Why You Should Pay Attention to the Pink Tax

Why do bad things have seemingly good names? For those who have never heard the sickeningly sweet name before, the Pink Tax is “a phenomenon often attributed as a form of gender-based price discrimination” which is a very awful thing. While the Pink Tax is nothing new, we think it’s important to keep the conversation going until we see some real change. 


What is the Pink Tax?

The Pink Tax is not another name for the wage gap, although it has a similar effect. Essentially, the Pink Tax is the extra amount of money women pay for the same products and services that men use. Some people call it price discrimination or gender pricing, which are far more informative names but they aren’t as catchy. 

In many circumstances, there are virtually no differences between men’s and women’s products. Especially when it comes to personal care products. Sure, the color of the product may be different, but if it gets the job done, what does it matter? Spoiler alert: it doesn’t.


What does this mean?

To put it into a practical context, think about deodorant. Whether you’re male, female, or non-binary, we are willing to bet that you sweat and therefore you buy deodorant. Now in a perfect world how much you sweat should impact what kind of deodorant you buy. There would be different products that catered to the amount of sweat you produce (moderate, extreme control, etc.) but that’s not how the aisles at the drugstore look. Instead, there are lines of men’s deodorant and women’s deodorant catering to the different sexes with different smells and packaging designs, but as many women know the men’s deodorant tends to work better – and it’s cheaper. Blogger Shay Marie of Bellatory depicts this reality in one of her popular articles

“Brands like to jack up the price of women’s products. They sell virtually the same products to men—minus some girly colors and some stuffy granny scents—for vastly lower prices. I was spending anywhere from $5 to $6 for my antiperspirant, and now that I use a man product, I spend $1 to $2 less per stick.”
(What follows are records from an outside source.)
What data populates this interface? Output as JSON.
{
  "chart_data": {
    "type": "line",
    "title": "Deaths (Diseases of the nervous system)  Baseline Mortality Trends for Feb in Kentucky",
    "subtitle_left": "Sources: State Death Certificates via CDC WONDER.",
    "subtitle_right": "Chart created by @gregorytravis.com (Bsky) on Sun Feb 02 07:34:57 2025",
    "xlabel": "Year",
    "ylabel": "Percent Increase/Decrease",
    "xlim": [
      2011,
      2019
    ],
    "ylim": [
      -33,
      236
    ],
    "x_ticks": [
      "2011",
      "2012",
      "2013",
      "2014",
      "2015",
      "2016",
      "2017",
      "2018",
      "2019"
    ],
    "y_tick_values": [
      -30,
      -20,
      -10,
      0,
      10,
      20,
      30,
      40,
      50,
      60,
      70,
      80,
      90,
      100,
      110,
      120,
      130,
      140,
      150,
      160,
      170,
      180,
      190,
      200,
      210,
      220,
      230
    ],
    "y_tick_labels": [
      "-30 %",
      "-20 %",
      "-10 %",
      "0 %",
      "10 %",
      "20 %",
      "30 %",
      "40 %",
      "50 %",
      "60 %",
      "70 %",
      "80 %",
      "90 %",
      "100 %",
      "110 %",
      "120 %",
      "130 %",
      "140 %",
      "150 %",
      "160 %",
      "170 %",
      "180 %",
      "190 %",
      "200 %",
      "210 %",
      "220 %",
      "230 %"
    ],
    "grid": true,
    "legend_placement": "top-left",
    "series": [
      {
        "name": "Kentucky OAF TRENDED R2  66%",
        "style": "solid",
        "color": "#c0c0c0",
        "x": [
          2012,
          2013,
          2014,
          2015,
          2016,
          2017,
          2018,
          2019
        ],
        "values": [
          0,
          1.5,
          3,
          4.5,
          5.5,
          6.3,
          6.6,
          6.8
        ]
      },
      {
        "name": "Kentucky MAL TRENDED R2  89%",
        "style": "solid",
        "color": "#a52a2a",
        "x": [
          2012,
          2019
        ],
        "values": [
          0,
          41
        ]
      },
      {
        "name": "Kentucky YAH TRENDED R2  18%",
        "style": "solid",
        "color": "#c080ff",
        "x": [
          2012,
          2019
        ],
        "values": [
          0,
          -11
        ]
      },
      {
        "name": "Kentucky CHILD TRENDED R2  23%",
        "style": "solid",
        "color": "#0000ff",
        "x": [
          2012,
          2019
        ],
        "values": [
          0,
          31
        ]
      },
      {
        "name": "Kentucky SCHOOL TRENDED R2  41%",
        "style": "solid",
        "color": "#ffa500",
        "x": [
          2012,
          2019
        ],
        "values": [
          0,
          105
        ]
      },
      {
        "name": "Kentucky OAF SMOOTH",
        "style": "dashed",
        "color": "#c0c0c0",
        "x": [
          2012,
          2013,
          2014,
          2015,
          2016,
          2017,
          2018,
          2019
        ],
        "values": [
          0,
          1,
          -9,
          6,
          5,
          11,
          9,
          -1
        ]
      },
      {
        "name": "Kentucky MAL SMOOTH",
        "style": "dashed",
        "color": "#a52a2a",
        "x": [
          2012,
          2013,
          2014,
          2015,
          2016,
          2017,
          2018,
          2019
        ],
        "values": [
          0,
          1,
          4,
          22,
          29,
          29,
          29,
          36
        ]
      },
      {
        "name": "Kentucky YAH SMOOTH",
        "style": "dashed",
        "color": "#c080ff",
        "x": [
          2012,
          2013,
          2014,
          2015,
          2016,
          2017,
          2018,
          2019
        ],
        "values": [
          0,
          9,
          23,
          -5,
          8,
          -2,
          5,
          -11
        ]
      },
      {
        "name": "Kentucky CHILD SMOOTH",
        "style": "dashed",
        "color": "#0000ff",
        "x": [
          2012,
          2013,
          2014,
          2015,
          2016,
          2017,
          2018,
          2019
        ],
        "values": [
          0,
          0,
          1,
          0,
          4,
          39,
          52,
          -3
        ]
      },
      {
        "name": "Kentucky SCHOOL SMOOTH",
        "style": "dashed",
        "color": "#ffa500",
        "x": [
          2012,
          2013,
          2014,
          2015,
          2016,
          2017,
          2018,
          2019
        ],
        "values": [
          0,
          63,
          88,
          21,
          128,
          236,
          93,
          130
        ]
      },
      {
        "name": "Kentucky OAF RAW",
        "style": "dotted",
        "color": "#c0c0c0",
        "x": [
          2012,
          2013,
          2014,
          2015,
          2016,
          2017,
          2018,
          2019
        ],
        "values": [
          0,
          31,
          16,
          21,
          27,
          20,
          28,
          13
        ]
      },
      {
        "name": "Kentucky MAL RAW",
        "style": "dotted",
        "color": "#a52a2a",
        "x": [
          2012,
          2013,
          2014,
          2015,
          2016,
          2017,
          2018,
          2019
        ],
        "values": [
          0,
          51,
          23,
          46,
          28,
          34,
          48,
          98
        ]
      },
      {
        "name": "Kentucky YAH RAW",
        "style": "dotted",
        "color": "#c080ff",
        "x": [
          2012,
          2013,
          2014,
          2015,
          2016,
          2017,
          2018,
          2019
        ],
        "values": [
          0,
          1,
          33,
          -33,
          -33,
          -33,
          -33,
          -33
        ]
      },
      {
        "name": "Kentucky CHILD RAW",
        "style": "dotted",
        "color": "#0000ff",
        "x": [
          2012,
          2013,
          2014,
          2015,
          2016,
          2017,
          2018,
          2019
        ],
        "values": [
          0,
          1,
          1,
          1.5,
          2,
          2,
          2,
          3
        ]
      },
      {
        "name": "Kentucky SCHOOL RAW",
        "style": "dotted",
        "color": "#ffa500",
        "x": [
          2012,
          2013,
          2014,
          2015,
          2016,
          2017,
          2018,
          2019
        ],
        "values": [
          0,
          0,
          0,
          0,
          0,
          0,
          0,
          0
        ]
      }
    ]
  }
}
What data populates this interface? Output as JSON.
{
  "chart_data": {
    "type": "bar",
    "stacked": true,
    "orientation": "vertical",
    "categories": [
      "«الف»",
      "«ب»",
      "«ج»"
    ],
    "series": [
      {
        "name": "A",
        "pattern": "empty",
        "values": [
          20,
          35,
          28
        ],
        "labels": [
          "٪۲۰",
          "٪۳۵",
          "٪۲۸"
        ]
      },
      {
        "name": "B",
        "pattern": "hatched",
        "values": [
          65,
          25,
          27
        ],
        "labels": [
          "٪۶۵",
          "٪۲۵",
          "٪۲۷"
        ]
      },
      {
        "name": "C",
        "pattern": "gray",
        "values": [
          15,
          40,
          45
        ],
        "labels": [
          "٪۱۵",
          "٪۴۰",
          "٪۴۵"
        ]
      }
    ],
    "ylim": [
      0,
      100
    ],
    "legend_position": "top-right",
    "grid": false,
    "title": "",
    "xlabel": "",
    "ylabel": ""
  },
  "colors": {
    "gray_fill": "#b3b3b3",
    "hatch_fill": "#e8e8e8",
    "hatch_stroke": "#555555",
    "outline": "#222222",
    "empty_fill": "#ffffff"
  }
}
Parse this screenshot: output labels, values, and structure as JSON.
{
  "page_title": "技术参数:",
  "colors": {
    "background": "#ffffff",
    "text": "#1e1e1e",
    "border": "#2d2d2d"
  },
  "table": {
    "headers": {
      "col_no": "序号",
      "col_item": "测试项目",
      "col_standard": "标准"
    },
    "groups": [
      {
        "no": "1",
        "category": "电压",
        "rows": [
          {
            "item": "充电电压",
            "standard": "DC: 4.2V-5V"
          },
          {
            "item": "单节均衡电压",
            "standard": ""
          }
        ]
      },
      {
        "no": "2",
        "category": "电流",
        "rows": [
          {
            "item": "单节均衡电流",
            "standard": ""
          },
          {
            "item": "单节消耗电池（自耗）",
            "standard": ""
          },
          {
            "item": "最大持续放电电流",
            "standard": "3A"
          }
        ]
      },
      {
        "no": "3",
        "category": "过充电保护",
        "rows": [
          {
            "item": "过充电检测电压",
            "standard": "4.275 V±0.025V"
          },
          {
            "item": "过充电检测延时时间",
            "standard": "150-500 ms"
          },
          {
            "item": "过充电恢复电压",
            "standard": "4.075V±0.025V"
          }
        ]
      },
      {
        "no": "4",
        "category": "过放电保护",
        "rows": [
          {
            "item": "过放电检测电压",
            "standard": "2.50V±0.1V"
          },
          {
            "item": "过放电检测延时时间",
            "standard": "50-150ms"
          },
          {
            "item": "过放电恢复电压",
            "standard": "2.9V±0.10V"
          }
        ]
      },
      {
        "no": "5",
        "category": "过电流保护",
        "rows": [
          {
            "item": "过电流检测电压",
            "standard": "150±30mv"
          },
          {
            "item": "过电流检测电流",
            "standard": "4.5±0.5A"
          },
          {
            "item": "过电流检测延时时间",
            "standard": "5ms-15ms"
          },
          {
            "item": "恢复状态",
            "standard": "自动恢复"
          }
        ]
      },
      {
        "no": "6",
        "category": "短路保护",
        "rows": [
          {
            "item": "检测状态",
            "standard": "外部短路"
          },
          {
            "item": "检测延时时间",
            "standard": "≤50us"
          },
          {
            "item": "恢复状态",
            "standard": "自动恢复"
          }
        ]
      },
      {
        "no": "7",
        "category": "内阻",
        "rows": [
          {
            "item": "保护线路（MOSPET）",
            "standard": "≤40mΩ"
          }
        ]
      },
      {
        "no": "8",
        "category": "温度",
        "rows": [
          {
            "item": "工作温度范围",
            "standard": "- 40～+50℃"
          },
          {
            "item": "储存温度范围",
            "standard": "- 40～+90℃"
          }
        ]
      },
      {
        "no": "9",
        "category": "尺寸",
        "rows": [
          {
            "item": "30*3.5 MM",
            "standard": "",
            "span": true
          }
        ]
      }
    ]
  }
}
“Well, just don’t buy products ‘for women’.”

If you’re thinking this, you almost got the point. If prices amongst men’s and women’s products were equal, we wouldn’t have to have this conversation. However, the ugly truth is that because of sales tax in the United States. When the system was built, politicians had to decide what products would be subject to taxes and what would be tax-free. 

Sure there are products such as razors or deodorants that people of all genders can use. So, why would any woman buy a product that we don’t think works that well, and costs us more money? Honestly, many women probably don’t realize the shocking difference. If women were fully aware of how much more they were spending per year on average, there’s a good chance they wouldn’t willingly spend the $1,300 more. Yes, you read that correctly, women spend about $1,300 more per year due to the Pink Tax. If you’re curious as to what the estimated price increase is by product type, here’s a quick breakdown.

7% more for toys and accessories

4% more for children’s clothing

8% more for adult clothing

13% more for personal care products

8% more for senior/home health care products


What is being done about it?

Luckily, more and more people are becoming aware of the Pink Tax and are raising their concerns about it. On the legal side, there have been many attempts to legislate against the Pink Tax on the federal level. However, there haven’t been many successes with national legislation. You may recall the Pink Tax Repeal Act, which was first introduced in 2016, then reintroduced in 2018, and then again in 2019. The bipartisan act is still up for debate and back in 2021, Congresswoman Jackie Speier again reintroduced the act. Maybe 2022 will be the year the Pink Tax Repeal Act will finally be passed.

On the bright side, there have been a few successes on the local level. Some states have been pushing against this discriminatory pricing. For example, New York City and California have passed laws that make it difficult for gender-based pricing to occur. Yes, these are small victories, but they are victories nonetheless.


How can you avoid the Pink Tax?

For now, the best way to make your opinion known is to get in contact with your state representatives and voice your support! Not only for the Pink Tax Repeal Act but all issues about gender equality and women’s rights. Let it be known that we will not stand for gender discrimination and the Pink Tax.

If you’re looking to make immediate changes to avoid the Pink Tax, keep your eyes out for the brands that have opted to utilize gender-neutral marketing and packaging practices. Dollar Shave Club has addressed the Pink Tax issue head-on, and other companies like Public Goods have stayed away from the gender-stereotyped designs as a whole and we’re slowly starting to see more companies follow those footsteps. We hope that one day, economic discrimination will not be as blatant nor as tolerated as it is today, until then, we’ve got work to do.


As for now, write to your representatives and support companies that address the Pink Tax. Together we can combat the issue, but it will take time and work. Cheers to a Pink Tax-free future!